Jika dugaan ini benar, maka PKS PT KSP berpotensi menjadi contoh nyata praktik industrialisasi sawit yang melangkahi hukum sejak dari hulu.

Bangun Pabrik Dulu, Izin Menyusul?

Tim investigasi gabungan wartawan dan LSM menemukan bahwa aktivitas pembangunan pabrik masih berlangsung. Seorang pekerja di lokasi secara terbuka mengakui bahwa bangunan tersebut adalah pabrik PKS milik pengusaha bermarga Napitupulu asal Medan.

“Ini pabrik PKS, Pak. Pemiliknya Pak Napitupulu. Kami hanya pekerja,” ujar salah seorang buruh di lokasi
13 Januari 2025.

 

Pola ini menimbulkan pertanyaan serius: apakah negara kembali kecolongan oleh praktik bangun dulu, izin belakangan?

Tim Terpadu Turun, Fakta Kunci Terungkap.

Pemerintah Kabupaten Kuantan Singingi akhirnya menurunkan Tim Terpadu lintas instansi, berdasarkan SK resmi Bupati Kuansing. Nampak hadir Asisten I Setda Kuansing, Dr Fahdiansyah naik mobil plat merah BM 8 K. Tim yang terdiri dari Dinas Perkebunan, PUPR, Perizinan, Lingkungan, Satpol PP, hingga BPN itu mengakui bahwa izin operasional PKS belum ada, sementara kebun inti 20 persen yang disyaratkan Pemerintah RI belum tersedia.

Ketua Tim Terpadu, dr Ukup, secara tegas menyebutkan:

“Kalau tidak ada kebun inti sesuai undang-undang, itu batal. Izin bangunan sedang diurus. Operasional belum,” ujarnya.

Wartawan balik tanya, kalau tak ada kebun inti 20 persen sementara bangunan PKS sudah dibangun apakah bangunan PKS bisa diruntuhkan? Dijawab dr Ukup oh izin bangun PKS ini  sudah terbit di Pemkab Kuansing. Wartawan heran dan merasa aneh karena kebun inti 20 persen tak ada ke apa Pemkab Kuansing menerbitkan izin IMB PKS PT KSP.

Di lain pihak ada seorang anggota DPRD Kuansing yang tak bersedia disebutkan namanya menegaskan dari awal sebelum pendirian pabrik ini dialah yang pertama berusaha mencari lahan untuk pabrik tersebut. Namun lama kelamaan manajemen pabrik ini kurang melibatkan dirinya lagi akhir-akhir ini.

 

Menurut anggota dewan tersebut, masalah kebun inti 20 persen memang tak ada PKS ini. Diharapkan pasokan 80 persen TBS sawit nantinya dikirim dari sejumlah koperasi, kelompok tani di sekitar Kecamatan Gunung Toar. Warga bersyukur bisa hadir PKS di sini untuk meningkatkan kesejahteraan masyarakat. Pekerja lokal bisa ditampung kerja di pabrik itu.

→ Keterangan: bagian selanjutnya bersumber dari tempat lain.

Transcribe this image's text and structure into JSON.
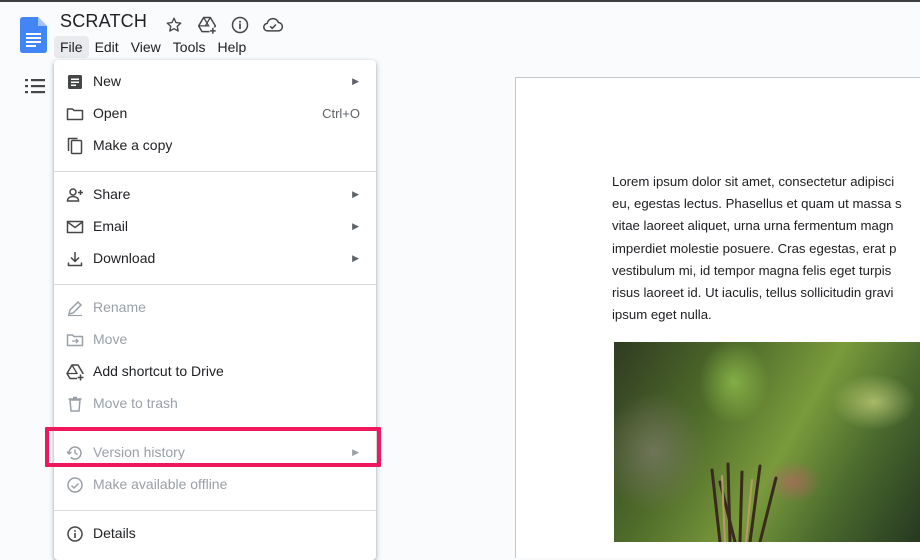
{
  "doc": {
    "title": "SCRATCH"
  },
  "menubar": [
    "File",
    "Edit",
    "View",
    "Tools",
    "Help"
  ],
  "file_menu": {
    "items": [
      {
        "label": "New",
        "icon": "new-doc-icon",
        "submenu": true,
        "shortcut": ""
      },
      {
        "label": "Open",
        "icon": "folder-icon",
        "submenu": false,
        "shortcut": "Ctrl+O"
      },
      {
        "label": "Make a copy",
        "icon": "copy-icon",
        "submenu": false,
        "shortcut": ""
      },
      {
        "label": "Share",
        "icon": "person-add-icon",
        "submenu": true,
        "shortcut": ""
      },
      {
        "label": "Email",
        "icon": "mail-icon",
        "submenu": true,
        "shortcut": ""
      },
      {
        "label": "Download",
        "icon": "download-icon",
        "submenu": true,
        "shortcut": ""
      },
      {
        "label": "Rename",
        "icon": "rename-icon",
        "submenu": false,
        "shortcut": "",
        "disabled": true
      },
      {
        "label": "Move",
        "icon": "move-folder-icon",
        "submenu": false,
        "shortcut": "",
        "disabled": true
      },
      {
        "label": "Add shortcut to Drive",
        "icon": "drive-add-icon",
        "submenu": false,
        "shortcut": ""
      },
      {
        "label": "Move to trash",
        "icon": "trash-icon",
        "submenu": false,
        "shortcut": "",
        "disabled": true
      },
      {
        "label": "Version history",
        "icon": "history-icon",
        "submenu": true,
        "shortcut": "",
        "disabled": true
      },
      {
        "label": "Make available offline",
        "icon": "offline-icon",
        "submenu": false,
        "shortcut": "",
        "disabled": true
      },
      {
        "label": "Details",
        "icon": "info-icon",
        "submenu": false,
        "shortcut": ""
      }
    ]
  },
  "document": {
    "lines": [
      "Lorem ipsum dolor sit amet, consectetur adipisci",
      "eu, egestas lectus. Phasellus et quam ut massa s",
      "vitae laoreet aliquet, urna urna fermentum magn",
      "imperdiet molestie posuere. Cras egestas, erat p",
      "vestibulum mi, id tempor magna felis eget turpis",
      "risus laoreet id. Ut iaculis, tellus sollicitudin gravi",
      "ipsum eget nulla."
    ]
  },
  "colors": {
    "docs_blue": "#4285f4",
    "highlight": "#f0185c",
    "disabled_text": "#9aa0a6"
  }
}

Pernyataan ini mengonfirmasi satu hal penting: bangunan pabrik sudah berdiri, tetapi pondasi hukumnya belum ada. Izin Lingkungan "abu-abu" soal lingkungan, penjelasan pemerintah daerah justru membuka celah persoalan baru. Dokumen AMDAL atau UKL-UPL disebut “sudah ada dari provinsi”, namun tidak pernah ditunjukkan secara konkret, bahkan kepada tim resmi pemerintah daerah.

Padahal, PKS adalah industri berisiko tinggi—menghasilkan limbah cair, emisi, serta potensi pencemaran sungai dan tanah. Jika operasional dilakukan tanpa persetujuan lingkungan, maka Pasal 109 UU Nomor 32 Tahun 2009 secara tegas mengancam: Pidana penjara 1–3 tahun dan denda Rp1–3 miliar.

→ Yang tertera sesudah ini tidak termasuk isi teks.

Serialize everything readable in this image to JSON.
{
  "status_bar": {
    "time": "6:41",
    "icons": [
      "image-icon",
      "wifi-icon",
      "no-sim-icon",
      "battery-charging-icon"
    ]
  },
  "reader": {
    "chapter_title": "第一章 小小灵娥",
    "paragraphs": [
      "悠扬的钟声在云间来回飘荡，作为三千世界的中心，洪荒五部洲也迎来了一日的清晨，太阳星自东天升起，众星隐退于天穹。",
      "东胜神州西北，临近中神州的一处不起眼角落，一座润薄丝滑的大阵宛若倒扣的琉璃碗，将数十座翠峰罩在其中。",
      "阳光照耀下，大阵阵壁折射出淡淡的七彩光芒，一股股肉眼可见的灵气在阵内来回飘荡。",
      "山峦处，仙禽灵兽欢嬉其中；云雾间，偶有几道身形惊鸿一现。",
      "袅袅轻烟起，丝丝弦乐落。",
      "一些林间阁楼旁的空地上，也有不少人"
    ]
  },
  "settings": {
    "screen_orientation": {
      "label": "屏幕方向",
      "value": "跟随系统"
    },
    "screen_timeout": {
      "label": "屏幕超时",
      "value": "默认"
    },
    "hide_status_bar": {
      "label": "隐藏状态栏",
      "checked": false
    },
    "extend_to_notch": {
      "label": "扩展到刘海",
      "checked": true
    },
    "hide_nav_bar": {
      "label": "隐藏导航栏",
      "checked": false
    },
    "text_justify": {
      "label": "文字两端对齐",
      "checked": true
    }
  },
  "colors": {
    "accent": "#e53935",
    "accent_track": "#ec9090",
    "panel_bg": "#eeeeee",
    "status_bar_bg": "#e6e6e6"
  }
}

Langgar UU Perkebunan Sejak Awal

Ketua Aliansi Jurnalis Penyelamat Lingkungan Hidup (AJPLH), Rahman, menilai kasus ini bukan sekadar kelalaian administratif.

“Industri sawit itu wajib terintegrasi. Pabrik tanpa kebun inti adalah pelanggaran serius. Ini diatur jelas dalam UU Nomor 39 Tahun 2014 tentang Perkebunan,” tegasnya.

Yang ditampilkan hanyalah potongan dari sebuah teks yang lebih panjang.